Mental health

‘Left to rot’: The families on the edge of the mental health crisis

'It's a constant battle to get help'

Schools Week spoke to 12 families whose children suffered from mental health needs, resulting in self-harm, suicidal feelings or eating disorders, after contacting groups such as Not Fine in School, Square Peg and Autistic Girls Network.

Two family stories are below. To protect their anonymity we have not included full names as requested by parents.

‘I had a stroke from all the stress’

Tasha, a mother with a 12-year-old son in Warwickshire

My son is 12 and he has a diagnosis of autism, ADHD and anxiety disorder.

He got the diagnosis of autism aged four, after his pre-school referred him. When he went to primary school, he couldn’t cope, but CAMHS would not get onboard, because they said it was his autism.

That’s the thing with CAMHS – they say “we deal with mental health, not with autism”. But then there is no other support. There was no signposting to something else. 

At this time my son was trying to gouge his eyes out and had even tried to set himself on fire. The primary school could not handle him, so I removed him and kept him at home. It felt like all the onus was on me to make sure he got an education.

I had no comprehension of home schooling, I’m a single mum and I had no support.

I was told at one point he should be admitted to an autism training unit, but I refused for him to be taken away from family and me, that’s horrific. I was saying, “he doesn’t need to leave the community, he needs therapeutic intervention”.

But CAMHS, no one, will come to your home. You have to go to the clinic. My son had started refusing to go to the clinic, so they took him off Prozac.

They say “he’s ambivalent to therapy”. No, he just can’t come to where CAMHS want him to go. After that he had a complete breakdown.

mental health
Read the nine-page investigation here

I was really struggling and in 2018, one psychiatrist instructed the social worker to take me to hospital for a psychiatric review.

But at the hospital, the psychiatrist there took one look at me and said to the social worker, “you’re at fault – she’s got carer’s burnout”. 

My battle had been going on for almost eight and a half years when I had a stroke from the stress, in 2020. I was in hospital and I left after four nights.

Then I was at home, still really unwell, trying to take care of my son.

That’s when I got my own social worker and a live-in carer. However, the council wouldn’t pay for home tutors for my son, so I had to pay for them myself.

Now I’m taking the LA to tribunal and it’s absolutely killing me. I’m fighting them on their position that he should be in a mainstream school.

They have this “inclusion” idea that everyone should be in mainstream. It doesn’t work, it just doesn’t work.

If you’re left to rot from a really young age, you get to a really bad place.

I always say, if he’d had cancer, he’d have been given all the help, but because it’s deemed “neurodivergent”, it’s a constant battle to get help. 

‘It took my MP and two years to get help’

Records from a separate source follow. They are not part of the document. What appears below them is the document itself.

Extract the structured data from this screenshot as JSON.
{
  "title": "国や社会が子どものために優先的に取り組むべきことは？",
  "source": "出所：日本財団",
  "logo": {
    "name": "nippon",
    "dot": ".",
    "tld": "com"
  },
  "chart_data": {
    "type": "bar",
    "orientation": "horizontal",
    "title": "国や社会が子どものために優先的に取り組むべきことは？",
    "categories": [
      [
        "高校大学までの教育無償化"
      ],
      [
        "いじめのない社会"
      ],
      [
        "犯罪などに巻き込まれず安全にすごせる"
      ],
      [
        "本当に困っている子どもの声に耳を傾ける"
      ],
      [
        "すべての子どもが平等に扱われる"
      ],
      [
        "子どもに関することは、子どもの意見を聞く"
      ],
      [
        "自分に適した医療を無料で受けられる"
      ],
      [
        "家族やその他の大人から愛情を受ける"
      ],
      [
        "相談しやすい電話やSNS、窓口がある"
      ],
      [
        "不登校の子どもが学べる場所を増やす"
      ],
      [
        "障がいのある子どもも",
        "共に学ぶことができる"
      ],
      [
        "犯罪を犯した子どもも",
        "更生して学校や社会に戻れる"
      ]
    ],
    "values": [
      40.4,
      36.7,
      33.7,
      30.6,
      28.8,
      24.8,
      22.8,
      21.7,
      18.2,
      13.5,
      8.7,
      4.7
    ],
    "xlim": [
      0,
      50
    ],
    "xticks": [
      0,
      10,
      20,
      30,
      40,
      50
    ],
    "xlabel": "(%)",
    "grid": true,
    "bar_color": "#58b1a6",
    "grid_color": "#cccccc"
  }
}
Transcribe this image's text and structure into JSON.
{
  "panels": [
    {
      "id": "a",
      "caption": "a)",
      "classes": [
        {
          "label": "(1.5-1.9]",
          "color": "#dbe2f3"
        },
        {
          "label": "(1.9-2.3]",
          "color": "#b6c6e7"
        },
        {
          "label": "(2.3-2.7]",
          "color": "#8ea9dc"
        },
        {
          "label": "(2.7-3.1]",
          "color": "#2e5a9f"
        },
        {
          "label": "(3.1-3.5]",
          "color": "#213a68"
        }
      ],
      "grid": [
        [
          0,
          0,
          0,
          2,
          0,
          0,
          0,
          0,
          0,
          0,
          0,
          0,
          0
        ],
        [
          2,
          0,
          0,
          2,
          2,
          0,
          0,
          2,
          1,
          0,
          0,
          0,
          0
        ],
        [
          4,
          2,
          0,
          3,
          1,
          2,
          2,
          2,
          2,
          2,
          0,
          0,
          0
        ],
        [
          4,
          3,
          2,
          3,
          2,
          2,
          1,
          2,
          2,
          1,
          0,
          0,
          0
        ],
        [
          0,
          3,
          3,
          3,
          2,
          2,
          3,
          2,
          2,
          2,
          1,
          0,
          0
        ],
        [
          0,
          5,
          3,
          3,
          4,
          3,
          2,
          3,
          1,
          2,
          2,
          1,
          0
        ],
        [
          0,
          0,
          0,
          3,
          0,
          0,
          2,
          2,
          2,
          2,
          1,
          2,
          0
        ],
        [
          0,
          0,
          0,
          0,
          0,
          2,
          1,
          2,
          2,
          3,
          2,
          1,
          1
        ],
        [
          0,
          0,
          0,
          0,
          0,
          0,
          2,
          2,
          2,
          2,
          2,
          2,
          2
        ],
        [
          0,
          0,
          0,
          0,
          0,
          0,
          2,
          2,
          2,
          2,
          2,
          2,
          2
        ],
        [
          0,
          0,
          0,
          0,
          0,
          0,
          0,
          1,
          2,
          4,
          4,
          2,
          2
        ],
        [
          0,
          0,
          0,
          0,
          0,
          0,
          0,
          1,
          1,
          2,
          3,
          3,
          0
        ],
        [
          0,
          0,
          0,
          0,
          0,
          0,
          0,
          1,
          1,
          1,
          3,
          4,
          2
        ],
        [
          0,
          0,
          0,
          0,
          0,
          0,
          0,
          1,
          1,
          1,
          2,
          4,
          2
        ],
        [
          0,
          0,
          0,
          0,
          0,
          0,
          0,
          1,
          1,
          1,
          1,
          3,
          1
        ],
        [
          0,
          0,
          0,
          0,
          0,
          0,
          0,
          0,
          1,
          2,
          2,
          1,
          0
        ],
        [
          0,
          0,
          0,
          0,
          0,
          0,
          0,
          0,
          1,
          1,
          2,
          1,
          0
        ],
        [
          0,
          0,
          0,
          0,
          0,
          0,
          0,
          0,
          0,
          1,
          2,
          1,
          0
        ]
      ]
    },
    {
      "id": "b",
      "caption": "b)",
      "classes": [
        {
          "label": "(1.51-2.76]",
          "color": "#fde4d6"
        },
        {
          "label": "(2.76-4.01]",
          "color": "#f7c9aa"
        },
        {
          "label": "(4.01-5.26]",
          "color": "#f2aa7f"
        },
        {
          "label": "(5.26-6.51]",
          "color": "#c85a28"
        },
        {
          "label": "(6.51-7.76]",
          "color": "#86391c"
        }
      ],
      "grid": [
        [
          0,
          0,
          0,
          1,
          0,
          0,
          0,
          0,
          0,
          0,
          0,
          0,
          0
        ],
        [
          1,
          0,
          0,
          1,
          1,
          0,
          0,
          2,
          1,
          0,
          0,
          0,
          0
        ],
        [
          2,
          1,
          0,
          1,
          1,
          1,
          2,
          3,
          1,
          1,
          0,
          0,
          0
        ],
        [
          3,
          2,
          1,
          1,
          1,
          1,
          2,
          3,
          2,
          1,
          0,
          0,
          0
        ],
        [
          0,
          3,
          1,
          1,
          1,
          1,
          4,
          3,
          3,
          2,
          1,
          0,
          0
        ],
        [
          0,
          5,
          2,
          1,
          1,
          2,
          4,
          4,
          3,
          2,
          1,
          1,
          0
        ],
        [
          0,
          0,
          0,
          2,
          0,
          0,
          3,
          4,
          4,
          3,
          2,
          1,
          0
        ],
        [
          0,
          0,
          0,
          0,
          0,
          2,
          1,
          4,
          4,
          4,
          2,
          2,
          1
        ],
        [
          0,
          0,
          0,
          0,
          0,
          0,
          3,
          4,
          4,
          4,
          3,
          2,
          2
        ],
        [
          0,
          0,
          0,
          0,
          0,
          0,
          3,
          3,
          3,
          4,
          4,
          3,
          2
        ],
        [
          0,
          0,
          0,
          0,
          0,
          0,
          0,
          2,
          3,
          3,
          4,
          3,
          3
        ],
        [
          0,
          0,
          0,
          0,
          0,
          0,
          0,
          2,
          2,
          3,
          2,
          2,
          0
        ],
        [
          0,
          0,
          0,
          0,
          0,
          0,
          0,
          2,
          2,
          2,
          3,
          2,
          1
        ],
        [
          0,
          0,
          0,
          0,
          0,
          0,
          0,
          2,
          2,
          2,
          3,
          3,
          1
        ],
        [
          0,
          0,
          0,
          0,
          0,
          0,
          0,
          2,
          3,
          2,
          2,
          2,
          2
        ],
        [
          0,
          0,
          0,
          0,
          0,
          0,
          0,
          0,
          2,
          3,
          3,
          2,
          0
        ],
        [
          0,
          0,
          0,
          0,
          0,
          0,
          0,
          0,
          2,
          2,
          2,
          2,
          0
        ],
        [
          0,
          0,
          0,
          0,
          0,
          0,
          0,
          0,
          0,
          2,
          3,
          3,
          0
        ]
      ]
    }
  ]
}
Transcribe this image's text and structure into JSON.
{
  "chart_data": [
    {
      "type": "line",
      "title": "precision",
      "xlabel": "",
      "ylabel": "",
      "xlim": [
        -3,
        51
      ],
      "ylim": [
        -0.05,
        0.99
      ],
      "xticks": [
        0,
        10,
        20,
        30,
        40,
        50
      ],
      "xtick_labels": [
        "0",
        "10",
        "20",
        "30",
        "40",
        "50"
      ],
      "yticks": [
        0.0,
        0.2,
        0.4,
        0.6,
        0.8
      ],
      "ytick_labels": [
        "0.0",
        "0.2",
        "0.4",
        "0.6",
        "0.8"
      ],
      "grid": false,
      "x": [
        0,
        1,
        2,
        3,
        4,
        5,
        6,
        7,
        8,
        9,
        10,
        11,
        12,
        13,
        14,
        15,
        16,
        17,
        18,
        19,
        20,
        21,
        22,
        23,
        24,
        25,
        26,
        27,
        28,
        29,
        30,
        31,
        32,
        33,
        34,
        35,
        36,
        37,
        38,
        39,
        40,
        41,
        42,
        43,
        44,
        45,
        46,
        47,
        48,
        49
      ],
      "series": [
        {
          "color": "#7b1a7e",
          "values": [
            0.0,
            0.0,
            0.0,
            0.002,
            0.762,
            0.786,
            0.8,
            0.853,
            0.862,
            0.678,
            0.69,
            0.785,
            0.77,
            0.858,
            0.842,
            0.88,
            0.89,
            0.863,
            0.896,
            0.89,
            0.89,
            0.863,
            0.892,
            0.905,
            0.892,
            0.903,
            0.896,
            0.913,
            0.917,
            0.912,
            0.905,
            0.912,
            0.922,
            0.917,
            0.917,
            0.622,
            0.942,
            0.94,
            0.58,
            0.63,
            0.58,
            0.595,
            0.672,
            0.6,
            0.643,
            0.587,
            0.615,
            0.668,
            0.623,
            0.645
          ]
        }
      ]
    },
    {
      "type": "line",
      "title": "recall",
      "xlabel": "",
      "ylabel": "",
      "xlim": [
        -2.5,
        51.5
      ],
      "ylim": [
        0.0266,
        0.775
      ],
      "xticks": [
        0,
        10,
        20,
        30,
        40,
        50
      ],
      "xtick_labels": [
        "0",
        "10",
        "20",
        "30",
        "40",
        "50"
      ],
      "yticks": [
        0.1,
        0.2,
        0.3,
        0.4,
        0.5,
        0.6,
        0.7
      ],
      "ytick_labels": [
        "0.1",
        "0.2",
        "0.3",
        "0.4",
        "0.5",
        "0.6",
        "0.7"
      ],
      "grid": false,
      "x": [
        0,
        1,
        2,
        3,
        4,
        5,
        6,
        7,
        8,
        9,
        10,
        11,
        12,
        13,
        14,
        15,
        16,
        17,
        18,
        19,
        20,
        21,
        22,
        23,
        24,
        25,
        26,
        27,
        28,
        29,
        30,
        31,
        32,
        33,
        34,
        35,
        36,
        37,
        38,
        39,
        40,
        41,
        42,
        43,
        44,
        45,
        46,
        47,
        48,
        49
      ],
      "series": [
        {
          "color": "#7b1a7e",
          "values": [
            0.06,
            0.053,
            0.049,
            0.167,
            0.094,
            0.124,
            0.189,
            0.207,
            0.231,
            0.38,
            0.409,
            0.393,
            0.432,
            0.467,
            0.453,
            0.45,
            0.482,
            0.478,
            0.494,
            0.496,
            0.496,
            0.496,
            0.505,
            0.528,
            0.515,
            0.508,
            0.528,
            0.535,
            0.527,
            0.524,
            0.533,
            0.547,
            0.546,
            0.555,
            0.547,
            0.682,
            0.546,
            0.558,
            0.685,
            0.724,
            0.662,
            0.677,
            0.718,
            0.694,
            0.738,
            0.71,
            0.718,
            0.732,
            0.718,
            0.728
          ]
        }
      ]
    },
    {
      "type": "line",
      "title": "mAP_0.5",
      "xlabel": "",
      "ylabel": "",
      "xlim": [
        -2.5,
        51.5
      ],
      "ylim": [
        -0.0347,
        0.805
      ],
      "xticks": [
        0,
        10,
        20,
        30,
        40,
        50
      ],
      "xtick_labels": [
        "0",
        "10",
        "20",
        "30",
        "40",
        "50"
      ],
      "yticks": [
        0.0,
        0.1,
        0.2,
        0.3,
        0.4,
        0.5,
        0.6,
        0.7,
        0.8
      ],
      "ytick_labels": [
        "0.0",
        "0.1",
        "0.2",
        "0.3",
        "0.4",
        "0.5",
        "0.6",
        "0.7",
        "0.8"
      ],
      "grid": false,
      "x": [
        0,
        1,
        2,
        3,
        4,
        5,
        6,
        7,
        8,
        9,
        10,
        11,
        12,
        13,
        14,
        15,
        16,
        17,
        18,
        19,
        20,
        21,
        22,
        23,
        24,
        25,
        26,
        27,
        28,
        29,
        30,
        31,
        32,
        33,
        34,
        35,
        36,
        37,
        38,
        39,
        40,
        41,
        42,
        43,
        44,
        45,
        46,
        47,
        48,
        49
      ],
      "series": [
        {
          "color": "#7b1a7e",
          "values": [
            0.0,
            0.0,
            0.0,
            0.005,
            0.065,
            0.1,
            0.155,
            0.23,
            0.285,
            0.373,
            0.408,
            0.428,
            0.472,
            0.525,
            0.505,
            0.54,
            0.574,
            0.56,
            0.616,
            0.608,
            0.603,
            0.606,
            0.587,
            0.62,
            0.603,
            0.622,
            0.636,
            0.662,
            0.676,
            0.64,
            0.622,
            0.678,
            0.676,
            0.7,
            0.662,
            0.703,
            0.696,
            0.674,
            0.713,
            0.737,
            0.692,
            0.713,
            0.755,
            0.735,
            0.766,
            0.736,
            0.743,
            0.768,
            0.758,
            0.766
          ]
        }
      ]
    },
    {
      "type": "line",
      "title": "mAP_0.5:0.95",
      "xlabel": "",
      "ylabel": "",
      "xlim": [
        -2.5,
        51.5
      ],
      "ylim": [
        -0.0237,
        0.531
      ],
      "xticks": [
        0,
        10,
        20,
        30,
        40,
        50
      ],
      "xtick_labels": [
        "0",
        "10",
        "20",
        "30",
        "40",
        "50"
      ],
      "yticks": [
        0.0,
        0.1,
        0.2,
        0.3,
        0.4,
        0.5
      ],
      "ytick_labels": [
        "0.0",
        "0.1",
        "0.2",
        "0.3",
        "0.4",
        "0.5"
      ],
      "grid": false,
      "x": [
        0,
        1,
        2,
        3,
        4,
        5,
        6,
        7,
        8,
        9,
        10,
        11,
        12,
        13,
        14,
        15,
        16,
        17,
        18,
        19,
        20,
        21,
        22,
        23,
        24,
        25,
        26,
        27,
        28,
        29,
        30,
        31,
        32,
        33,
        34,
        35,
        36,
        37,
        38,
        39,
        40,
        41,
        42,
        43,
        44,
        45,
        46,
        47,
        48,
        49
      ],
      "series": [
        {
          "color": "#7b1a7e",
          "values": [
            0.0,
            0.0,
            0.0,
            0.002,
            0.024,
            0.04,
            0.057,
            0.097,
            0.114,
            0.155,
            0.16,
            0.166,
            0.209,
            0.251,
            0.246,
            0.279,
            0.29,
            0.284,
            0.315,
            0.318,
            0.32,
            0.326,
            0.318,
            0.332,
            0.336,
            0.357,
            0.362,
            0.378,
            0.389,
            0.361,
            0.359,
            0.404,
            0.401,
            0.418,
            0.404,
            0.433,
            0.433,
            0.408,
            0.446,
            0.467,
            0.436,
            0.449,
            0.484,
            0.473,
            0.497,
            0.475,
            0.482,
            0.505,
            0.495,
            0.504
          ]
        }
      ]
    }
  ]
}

A mother with a 16-year-old daughter in Surrey 

I started feeling concerned in year 7. My daughter was being bulled by a girl, and she didn’t seem to be able to manage it. She didn’t want to go to school, which was odd, because she had loved primary school.

Her behaviour deteriorated further, and the only way I can describe it is she was terrified. I took her to the doctor, and it was there she said she wanted to kill herself.

The doctor wanted to refer her to CAMHS, and the school referred her too. But my daughter was now not going into school, and she was starting to hurt herself in really strange ways, like hitting herself.

So we were put in touch with children’s services at the council. They had a contract with this amazing charity who gave us a mentor for my daughter. It was brilliant, my daughter really engaged.

But then the council ended the contract with that charity, and it was really wobbly for a bit.

Amazingly the school had the foresight to employ the mentor for my daughter themselves. I was so relieved.

That was so important, because with CAMHS it’s always been so many different support workers. My daughter just can’t stand them, because they change so regularly. 

But then when she was 15, she told her mentor she had a plan to kill herself, and that she had everything she needed to do it.

She was assessed by a mental health nurse, who told me I had to keep her safe and remove all the sharps from her room. I found the stuff hidden in her bedroom.

A CAMHS support worker said “she needs anti-depressants, but I’m not a psychiatrist so I can’t prescribe them”. But it turned out there was no available psychiatrist for children in CAMHS.

So I contacted everybody. It was my MP who rang CAMHS to ask why their constituent couldn’t see a psychiatrist. Eventually CAMHS employed a locum psychiatrist, and then they saw my daughter.

It took my MP ringing for my daughter to see the right person. She’s getting help now she should have got over two years ago.

Today my daughter isn’t really in education. School hasn’t offered her proper one-to-one teaching because she’s still waiting for an EHCP.

She was predicted a grade 8 on leaving primary school, but now it will be a miracle if she gets GCSEs in core subjects.

It has all been too little, too late. She’s been failed.